Vicky and Tamara spoke of life on the streets, both sharing stories of being robbed. For Tamara, this meant she was unable to purchase a Christmas present for her four year old daughter. She is grateful to the Christmas Bureau who stepped in to help. Vicky was robbed on Christmas Eve as she put her purse down to order a slice of pizza. Embarrassed, she explained she felt self conscious smiling as her dentures were inside the stollen purse. Vicky beamed with pride as she spoke of her three children in Nanaimo. She used the free Wi-Fi signal to find photos on social media of her two daughters and son. Despite limited visits, Vicky is a proud mom.
Sophia and I had decided not to order lunch so we stood near the table as we engaged in conversation. It was nice to see the three enjoy the simple comfort of a warm meal and a few minutes of shelter. Our conversation was interrupted as an employee yelled over to us – “Hey – only two people at a table – some of you have to go.” Their eyes lowered as this was not the first time they have been asked to leave a public place. As Sophia and I were not eating, it made more sense for us to step away. I turned to the employee and asked why they had to leave. Her tone shifted and she said “NO – not you, you are fine. They have to go.” Despite the fact that they were paying customers, at a table, mid way through a meal, they were the problem. Sophia and I, who were not even at a table, and purchased nothing more than a single cup of tea, were ‘not a problem’. You see, in the eyes of this employee, they were a little less human.

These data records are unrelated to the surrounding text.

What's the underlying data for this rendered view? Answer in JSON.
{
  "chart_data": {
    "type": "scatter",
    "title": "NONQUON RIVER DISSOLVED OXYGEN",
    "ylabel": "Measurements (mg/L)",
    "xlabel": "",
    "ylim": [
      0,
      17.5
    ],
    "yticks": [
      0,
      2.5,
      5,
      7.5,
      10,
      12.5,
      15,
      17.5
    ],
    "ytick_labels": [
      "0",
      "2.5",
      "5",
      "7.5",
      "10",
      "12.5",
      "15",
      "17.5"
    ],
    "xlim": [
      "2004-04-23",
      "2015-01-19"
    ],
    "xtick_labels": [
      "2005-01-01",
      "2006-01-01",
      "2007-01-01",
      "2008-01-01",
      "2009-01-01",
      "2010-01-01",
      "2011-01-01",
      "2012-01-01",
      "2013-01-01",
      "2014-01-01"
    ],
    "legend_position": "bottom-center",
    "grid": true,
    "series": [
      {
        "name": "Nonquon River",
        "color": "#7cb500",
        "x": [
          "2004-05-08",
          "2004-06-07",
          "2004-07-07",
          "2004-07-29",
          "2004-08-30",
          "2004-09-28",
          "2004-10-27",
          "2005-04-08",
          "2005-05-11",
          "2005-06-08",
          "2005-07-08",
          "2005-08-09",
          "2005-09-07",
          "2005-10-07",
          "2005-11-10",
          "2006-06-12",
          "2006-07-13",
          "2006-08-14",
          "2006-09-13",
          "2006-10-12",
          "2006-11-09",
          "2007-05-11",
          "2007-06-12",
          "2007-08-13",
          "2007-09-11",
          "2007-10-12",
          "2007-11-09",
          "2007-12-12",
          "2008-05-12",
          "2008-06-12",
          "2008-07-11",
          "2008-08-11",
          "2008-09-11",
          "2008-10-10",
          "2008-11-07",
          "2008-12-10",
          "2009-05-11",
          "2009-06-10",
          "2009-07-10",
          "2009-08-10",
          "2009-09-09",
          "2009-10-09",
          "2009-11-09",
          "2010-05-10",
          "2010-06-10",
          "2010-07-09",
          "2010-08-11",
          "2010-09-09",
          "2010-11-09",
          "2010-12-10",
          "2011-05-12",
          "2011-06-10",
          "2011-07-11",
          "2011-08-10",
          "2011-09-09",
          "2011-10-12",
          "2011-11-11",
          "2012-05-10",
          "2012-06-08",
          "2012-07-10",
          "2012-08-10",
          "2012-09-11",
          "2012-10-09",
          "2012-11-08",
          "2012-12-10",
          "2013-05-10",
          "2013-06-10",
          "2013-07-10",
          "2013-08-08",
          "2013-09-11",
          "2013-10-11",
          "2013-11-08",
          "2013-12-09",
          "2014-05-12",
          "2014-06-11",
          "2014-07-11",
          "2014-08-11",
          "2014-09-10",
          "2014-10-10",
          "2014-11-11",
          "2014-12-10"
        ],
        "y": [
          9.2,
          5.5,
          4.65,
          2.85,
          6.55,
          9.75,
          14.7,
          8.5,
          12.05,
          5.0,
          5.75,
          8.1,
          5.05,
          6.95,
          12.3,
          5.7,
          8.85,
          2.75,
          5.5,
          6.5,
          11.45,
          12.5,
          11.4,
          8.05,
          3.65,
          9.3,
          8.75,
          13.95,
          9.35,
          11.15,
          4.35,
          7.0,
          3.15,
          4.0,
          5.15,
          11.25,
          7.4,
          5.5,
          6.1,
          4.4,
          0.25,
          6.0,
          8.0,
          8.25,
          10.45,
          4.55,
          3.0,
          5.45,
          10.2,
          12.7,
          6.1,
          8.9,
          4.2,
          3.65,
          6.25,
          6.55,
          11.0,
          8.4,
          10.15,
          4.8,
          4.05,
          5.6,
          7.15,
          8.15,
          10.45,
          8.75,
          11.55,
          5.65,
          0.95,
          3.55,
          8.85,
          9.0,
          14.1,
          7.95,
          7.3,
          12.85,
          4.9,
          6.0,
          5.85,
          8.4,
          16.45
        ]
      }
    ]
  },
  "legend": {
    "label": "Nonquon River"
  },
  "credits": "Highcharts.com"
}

As we made our way outside, I apologized for the treatment they received. (I was rather furious – I’ll admit). Paul calmed me down, saying he can’t let it bother him. He’s treated this way everywhere he goes. Tamara, thanked us and explained she had to leave – as she needed a bathroom and Tim Horton’s didn’t have one she was allowed to use. Vicky and Paul stayed with us for a few more moments, thanking us repeatedly for our simple act of kindness. They asked us to connect again if we are Downtown, and told us that today’s lunch not only gave them an escape from the rain, it reminded them that there are good people in the world.
Vicky and Paul’s gratitude and appreciation was all we needed to remember what is right with this world. We all need the same simple things: food, shelter and connections to one another. After all, we are all equally human.
Thank you as well to Andrea Humer for sewing masks and donating funds to pay for Beyond HELLO meals, and to Kirsten Bailey for making toques with students.